J’avais triomphé de la résistance d’Amalia ; je l’avais entraînée à la fête pour la distraire un peu. Il était convenu qu’elle ne danserait pas. Le tuteur et deux parents d’Amalia nous accompagnaient ; M. Ernest de Lucy donnait le bras à ma jeune amie ; M. Edgard de Bagnerie me donnait le sien. Nous arrivons à la grille, nous descendons de voiture… Un domestique nous barre le passage et nous demande avec un ton insolent, écho de la voix de ses maîtres, si nous avons nos billets d’invitation.

Nous les avons reçus l’an dernier, répondit M. Ernest de Lucy.

— J’obéis à des ordres, » dit le domestique en se plaçant devant là grille, en pose de Cerbère.

Une inspiration soudaine m’éclaira ; je compris tout, « Venez, dis-je à M. de Lucy. N’attendons pas une troisième insolence. » Le jeune homme garda le silence et m’obéit.

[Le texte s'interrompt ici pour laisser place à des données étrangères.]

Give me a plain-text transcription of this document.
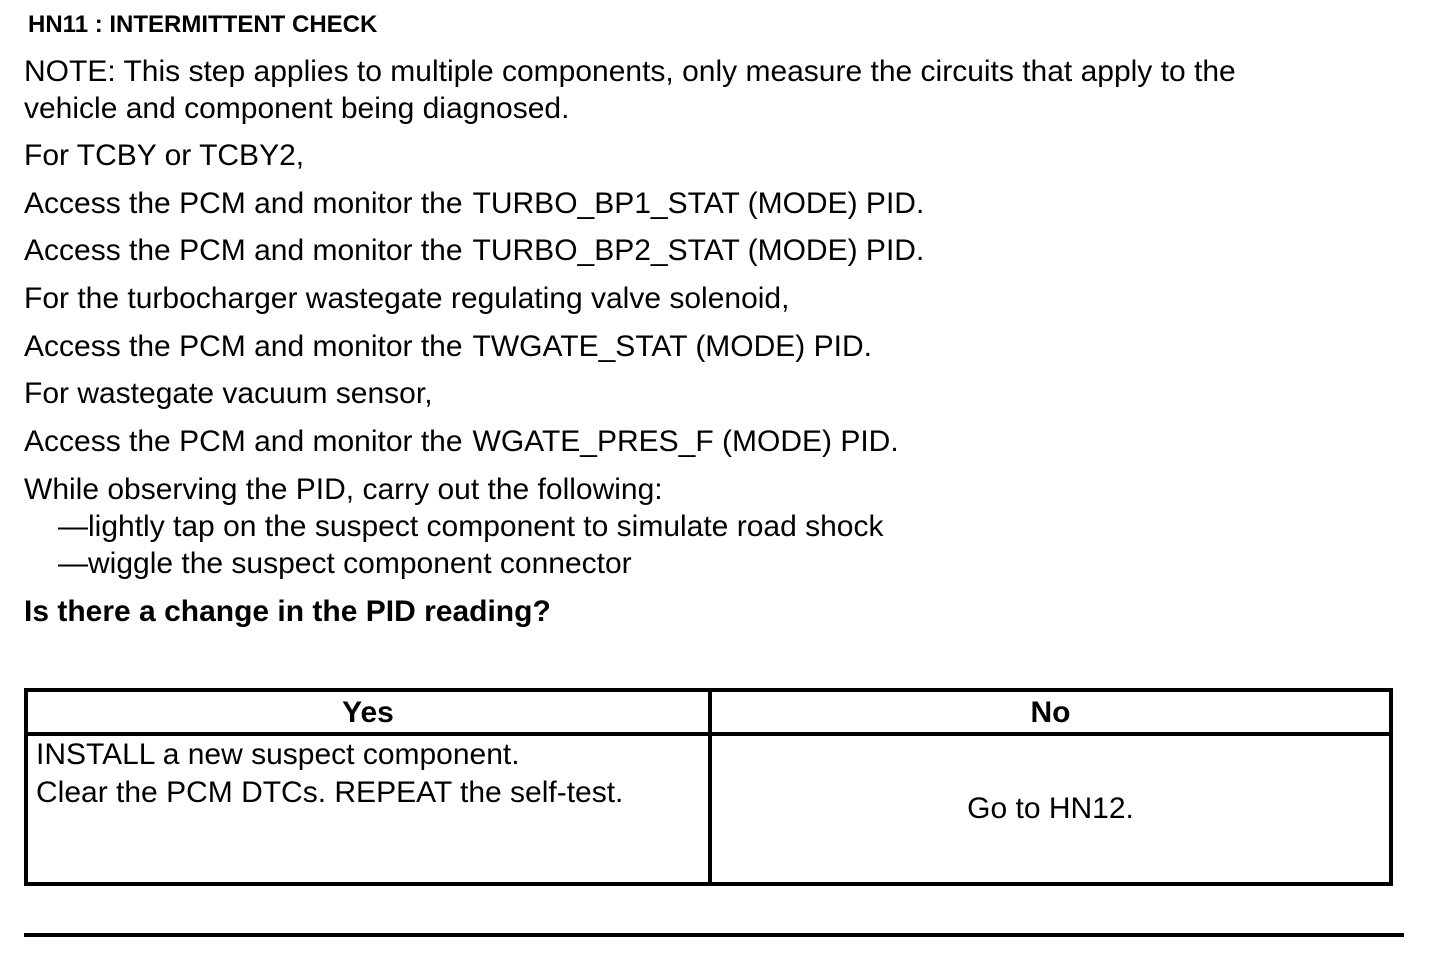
HN11 : INTERMITTENT CHECK
NOTE: This step applies to multiple components, only measure the circuits that apply to the
vehicle and component being diagnosed.
For TCBY or TCBY2,
Access the PCM and monitor the TURBO_BP1_STAT (MODE) PID.
Access the PCM and monitor the TURBO_BP2_STAT (MODE) PID.
For the turbocharger wastegate regulating valve solenoid,
Access the PCM and monitor the TWGATE_STAT (MODE) PID.
For wastegate vacuum sensor,
Access the PCM and monitor the WGATE_PRES_F (MODE) PID.
While observing the PID, carry out the following:
—lightly tap on the suspect component to simulate road shock
—wiggle the suspect component connector
Is there a change in the PID reading?
Yes	No
INSTALL a new suspect component.
Clear the PCM DTCs. REPEAT the self-test.	Go to HN12.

De nouveaux invités arrivaient, et la grille s’ouvrait à deux battants. On ne leur demandait pas de cartes d’entrée à ceux-là. Oh ! il n’y a pas de supplice comparable à celui que j’ai souffert à cette heure ! descendre d’une voiture, en robe de bal, recevoir l’insulte d’un valet, subir les regards ironiques des belles dames qui entrent, joyeusement suspendues aux bras de leurs cavaliers !… le Néron des femmes ne saurait leur inventer rien de plus cruel !… Nos deux jeunes gens furent admirables de tact parisien et de présence d’esprit.